Des… chevaux ? Non, non, non, avais-je mal entendu ? Je comprenais l’impatience de Liuk, mais…

Finalement, je me retrouvai devant l’auberge avec cinq beaux chevaux de race. Rien qu’à ma vue, les bêtes reculèrent légèrement. Je secouai la tête.

— « Quatre chevaux suffiront. Je vous suivrai de près. »

— « Je le savais », me lança vertement Liuk, tirant sur les rênes de sa monture piaffante. « Tu t’enfuis. Tu n’escomptais pas aider Son Altesse, et ce depuis le début, je me trompe ? Enfin, qu’importe. Allons-y, Séliel ! »

Il éperonna sa monture et s’en alla avec son garde du corps. Je fis claquer ma langue. Ce prince pressé n’avait même pas pris le temps de payer le gentil palefrenier qui nous avait fait parvenir les montures. Je payai pour quatre chevaux et soupirai à Irami :

— « À quoi bon se presser : la dragonne n’est sûrement plus sur le Croc. »

Alors, depuis le haut de sa monture, le visage serein, Irami me tendit une main. Je contemplai celle-ci, ahuri.

— « Irami. Tu sais bien que les chevaux m’abhorrent. »

— « Ils te craignent. Et toi, tu les crains. Mais je suis là. »

Voulait-il dire par là qu’il avait confiance en ses dons de cavalier pour contrôler sa monture ? Ha. Je voulais bien le voir lutter contre un cheval affolé.

— « Ne le regrette pas après, s’il nous jette à terre. »

— « C’est une jument. D’après le palefrenier, elle s’appelle Olive et elle est très calme. »

Elle avait, certes, une robe noire aux reflets d’olive mûre. Quant à son caractère paisible, je pariai qu’il n’allait pas durer. Prévoyant, je passai mes deux jarres à Yo-hoa et pris la main d’Irami.

À peine m’assis-je à califourchon sur la jument, que celle-ci s’arc-bouta et hennit. Irami tint bon, cependant, et nous nous éloignâmes tant bien que mal, sous l’œil soucieux de l’aubergiste et du palefrenier, tandis qu’Olive tressautait violemment, tentait des demi-tours et manquait de perdre l’équilibre, toute tremblante.

— « Par ma queue de renard ! Je te l’avais bien dit ! », soufflai-je, accroché aux courroies.

Irami ne répliqua pas et persévéra. Yo-hoa nous suivait au trot derrière. Je lui lançai :

— « Yo-hoa ! Si ça ne te dérange pas, tu pourrais rattraper Liuk et Séliel ? Nous, on risque d’arriver un peu en retard. Jusqu’à ce qu’Irami désiste, plus concrètement. »

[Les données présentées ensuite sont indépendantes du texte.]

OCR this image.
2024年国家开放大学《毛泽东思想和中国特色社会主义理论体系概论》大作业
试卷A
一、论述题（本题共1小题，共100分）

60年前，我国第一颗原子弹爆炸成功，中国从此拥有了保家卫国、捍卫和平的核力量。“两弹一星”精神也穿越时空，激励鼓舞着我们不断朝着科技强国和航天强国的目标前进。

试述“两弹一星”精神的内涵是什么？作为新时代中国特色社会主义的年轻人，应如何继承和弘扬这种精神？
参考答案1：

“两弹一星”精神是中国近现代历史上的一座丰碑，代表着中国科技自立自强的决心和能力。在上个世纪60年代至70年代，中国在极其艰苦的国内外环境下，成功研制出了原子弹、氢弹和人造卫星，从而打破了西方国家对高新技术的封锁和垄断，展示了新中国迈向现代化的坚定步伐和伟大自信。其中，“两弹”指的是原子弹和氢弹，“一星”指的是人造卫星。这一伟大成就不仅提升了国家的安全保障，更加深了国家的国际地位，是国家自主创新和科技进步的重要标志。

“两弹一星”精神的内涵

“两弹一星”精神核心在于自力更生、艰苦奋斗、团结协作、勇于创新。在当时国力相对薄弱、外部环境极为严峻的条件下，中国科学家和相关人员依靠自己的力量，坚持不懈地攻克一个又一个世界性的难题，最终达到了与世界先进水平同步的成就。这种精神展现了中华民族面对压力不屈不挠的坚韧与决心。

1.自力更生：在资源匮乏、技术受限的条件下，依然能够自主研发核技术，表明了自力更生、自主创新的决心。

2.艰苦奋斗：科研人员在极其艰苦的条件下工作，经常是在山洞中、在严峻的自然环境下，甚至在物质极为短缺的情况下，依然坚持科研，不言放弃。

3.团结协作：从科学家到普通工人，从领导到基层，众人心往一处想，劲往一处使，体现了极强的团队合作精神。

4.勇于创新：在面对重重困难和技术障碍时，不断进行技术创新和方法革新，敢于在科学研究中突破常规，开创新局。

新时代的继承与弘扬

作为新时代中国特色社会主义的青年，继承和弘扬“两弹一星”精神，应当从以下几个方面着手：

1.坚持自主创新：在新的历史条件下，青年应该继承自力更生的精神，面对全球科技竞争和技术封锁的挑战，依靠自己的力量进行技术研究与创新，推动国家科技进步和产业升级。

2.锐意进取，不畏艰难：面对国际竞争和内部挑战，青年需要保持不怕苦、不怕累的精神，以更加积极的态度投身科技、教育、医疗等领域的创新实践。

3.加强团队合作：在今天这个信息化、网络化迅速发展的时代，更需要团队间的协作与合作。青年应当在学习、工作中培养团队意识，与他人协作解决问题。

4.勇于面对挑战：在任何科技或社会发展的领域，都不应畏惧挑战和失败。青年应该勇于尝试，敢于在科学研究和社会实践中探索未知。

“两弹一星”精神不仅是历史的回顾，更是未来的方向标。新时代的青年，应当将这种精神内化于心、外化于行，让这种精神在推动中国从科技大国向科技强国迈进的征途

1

Le Dauphin Rieur sourit de toutes ses dents.

— « Irami, désister ? Haha ! Tu peux attendre que les palmiers poussent sur les nuages ! »

Il éperonna son cheval et disparut bientôt de notre vue, sur les traces de Liuk et de Séliel.

Il s’avéra que Yo-hoa avait raison. Irami s’acharna à calmer sa monture. Ce fut une heure éprouvante de mouvements brusques et de regards paniqués en biais que m’envoyait Olive. Irami ne pouvait pas me reprocher de ne pas être calme : je m’étais armé de patience et, m’habituant aux sursauts, j’avais même sorti mon carnet où j’avais fait, au fil des ans, une petite compilation des différentes formations runiques que j’avais rencontrées ou qui m’avaient interpelé. Quand j’étais allé à la Secte des Esprits, pour mon examen de cinquième année, j’avais passé un mois entier à feuilleter des livres sur les sceaux. Dans l’un des volumes, consacré aux maîtres de runes formés à l’École Impériale, j’avais repéré plusieurs formations très compliquées que j’avais recopiées dans mon carnet pour les examiner plus tard. Sauf que je ne m’étais pas très souvent repenché dessus. Mais peut-être que l’une d’elles m’aiderait à comprendre plus vite le sceau du Quatrième Prince ? Ceci en supposant que le sceau avait été créé par un maître de runes impérial. Enfin, je n’avais rien de mieux à faire de toute façon, perché sur un cheval paniqué.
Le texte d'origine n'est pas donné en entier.